Thursday, 14 August 2008

Place for Negative Thoughts

I need to vent on here, because I can't say how I feel to those I care about. I thought I was doing ok, but I think I have been ignoring my feelings again, and this week hasn't been going well at all. Monday was depressing, and on Tuesday I felt like the world was ending. There was no particular reason for this. I thought I was doing ok with the kids, but I feel like N doesn't like when I tell them off, and I feel inadequate and rubbish as a father figure.

I am away a couple of days a week, so I can't be there and see them all the time, even if I wanted to. I got really upset when I came back again last night and the whole house was in a mess and there was a box of broken glass, because the mirror had smashed, and I felt like I had to tidy it all because N is finding it hard at the moment. She keeps avoiding me and went to bed last night and didn't want to talk.

Then today she told me she wanted some space. At first I was ok with this, and then within half an hour I was in floods of tears. I feel like a failure and start to worry there is someone else she wants. I feel shitty and start thinking about car parks, and feel like I have had a flashback to 6 months ago.

I really feel like rejection by women is the thing that pushes me over the edge. Maybe it's a freudian thing about my mum walking out when I was younger. I don't know, but every time I feel like it's happening, my emotions turn like tar in my veins, my throat sticks and I feel like the world is ending.

I know it's just 'space' but that is never a good sign. I thought things were getting better, getting good, but now I realise I was being optimistic, not realistic.

I know that she needs something I can't give her. Maybe that just is alone time. I hope so, so much. I really do love her, and it is clear to me just how much from the thought of losing her.

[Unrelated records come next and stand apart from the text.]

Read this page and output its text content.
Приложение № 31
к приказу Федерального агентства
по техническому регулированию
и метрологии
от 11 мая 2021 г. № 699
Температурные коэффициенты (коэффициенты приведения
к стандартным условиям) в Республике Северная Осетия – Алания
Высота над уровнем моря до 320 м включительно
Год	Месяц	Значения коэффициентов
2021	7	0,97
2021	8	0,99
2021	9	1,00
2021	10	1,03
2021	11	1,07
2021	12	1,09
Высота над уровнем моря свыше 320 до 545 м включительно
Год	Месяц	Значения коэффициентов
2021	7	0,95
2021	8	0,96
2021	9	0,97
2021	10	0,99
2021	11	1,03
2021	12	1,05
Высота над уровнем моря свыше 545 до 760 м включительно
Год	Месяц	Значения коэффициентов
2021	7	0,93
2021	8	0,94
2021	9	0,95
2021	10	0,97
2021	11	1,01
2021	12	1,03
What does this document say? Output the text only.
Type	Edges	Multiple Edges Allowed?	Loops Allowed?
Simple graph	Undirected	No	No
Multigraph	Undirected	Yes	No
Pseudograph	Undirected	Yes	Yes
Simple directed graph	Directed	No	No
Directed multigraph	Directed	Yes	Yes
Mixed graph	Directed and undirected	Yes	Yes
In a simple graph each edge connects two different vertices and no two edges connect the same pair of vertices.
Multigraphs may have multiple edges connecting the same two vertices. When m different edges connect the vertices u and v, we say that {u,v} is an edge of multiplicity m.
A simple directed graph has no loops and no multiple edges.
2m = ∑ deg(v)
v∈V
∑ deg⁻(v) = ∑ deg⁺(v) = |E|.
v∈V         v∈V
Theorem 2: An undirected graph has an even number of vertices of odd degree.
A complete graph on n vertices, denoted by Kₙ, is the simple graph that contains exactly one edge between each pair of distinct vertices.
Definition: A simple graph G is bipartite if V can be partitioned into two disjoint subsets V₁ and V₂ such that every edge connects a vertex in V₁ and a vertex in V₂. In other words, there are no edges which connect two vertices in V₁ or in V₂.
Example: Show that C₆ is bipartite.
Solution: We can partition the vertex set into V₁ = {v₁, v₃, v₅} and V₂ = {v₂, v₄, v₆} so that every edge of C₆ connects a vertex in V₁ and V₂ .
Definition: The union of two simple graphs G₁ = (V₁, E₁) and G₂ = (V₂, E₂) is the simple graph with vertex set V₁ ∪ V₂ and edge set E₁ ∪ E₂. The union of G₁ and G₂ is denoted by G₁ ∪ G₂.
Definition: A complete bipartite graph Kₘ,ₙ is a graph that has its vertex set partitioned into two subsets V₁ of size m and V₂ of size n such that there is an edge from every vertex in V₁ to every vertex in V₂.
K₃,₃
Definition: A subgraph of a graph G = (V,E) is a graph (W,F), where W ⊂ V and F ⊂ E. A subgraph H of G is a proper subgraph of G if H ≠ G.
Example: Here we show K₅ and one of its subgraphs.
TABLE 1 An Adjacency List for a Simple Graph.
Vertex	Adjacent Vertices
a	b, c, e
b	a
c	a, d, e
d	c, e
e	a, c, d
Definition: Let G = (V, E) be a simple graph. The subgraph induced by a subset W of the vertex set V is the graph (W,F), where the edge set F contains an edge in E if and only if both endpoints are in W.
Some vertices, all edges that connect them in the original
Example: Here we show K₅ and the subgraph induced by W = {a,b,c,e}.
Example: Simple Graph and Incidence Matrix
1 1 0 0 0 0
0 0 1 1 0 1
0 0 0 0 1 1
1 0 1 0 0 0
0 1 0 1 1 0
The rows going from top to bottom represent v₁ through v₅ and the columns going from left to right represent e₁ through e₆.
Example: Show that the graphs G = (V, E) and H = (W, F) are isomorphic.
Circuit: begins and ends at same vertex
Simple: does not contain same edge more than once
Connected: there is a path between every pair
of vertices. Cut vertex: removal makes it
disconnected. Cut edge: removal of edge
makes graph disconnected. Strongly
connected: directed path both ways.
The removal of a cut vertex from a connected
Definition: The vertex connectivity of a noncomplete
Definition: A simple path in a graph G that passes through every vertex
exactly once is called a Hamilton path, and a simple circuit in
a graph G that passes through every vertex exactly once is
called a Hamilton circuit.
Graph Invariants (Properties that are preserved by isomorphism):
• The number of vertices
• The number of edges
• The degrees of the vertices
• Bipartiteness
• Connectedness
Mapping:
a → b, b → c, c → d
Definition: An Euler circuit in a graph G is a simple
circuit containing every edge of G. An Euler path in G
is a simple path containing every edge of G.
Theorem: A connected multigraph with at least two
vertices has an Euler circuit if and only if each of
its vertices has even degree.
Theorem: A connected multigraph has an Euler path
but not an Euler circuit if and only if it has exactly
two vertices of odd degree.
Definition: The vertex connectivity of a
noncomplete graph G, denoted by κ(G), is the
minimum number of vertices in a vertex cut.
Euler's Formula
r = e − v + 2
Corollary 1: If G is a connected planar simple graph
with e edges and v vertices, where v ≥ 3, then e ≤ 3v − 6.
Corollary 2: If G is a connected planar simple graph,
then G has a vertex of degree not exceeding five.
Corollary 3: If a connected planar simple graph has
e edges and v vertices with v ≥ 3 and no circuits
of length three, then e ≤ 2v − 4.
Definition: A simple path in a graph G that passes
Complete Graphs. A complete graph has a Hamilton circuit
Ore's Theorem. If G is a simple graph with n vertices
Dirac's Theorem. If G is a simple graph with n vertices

She has been the most understanding, thoughtful girlfriend I have ever had, and I haven't done what I needed to make her feel wanted enough. I am so scared. I don't know what to do other than leave her alone, and that's so difficult for me. What if she is testing me, and just wants to see how much I care? What if she wants to go see another guy tonight? My throat is sticking and I have tears running down my cheeks. I really need to be working right now. I don't know how to deal with this.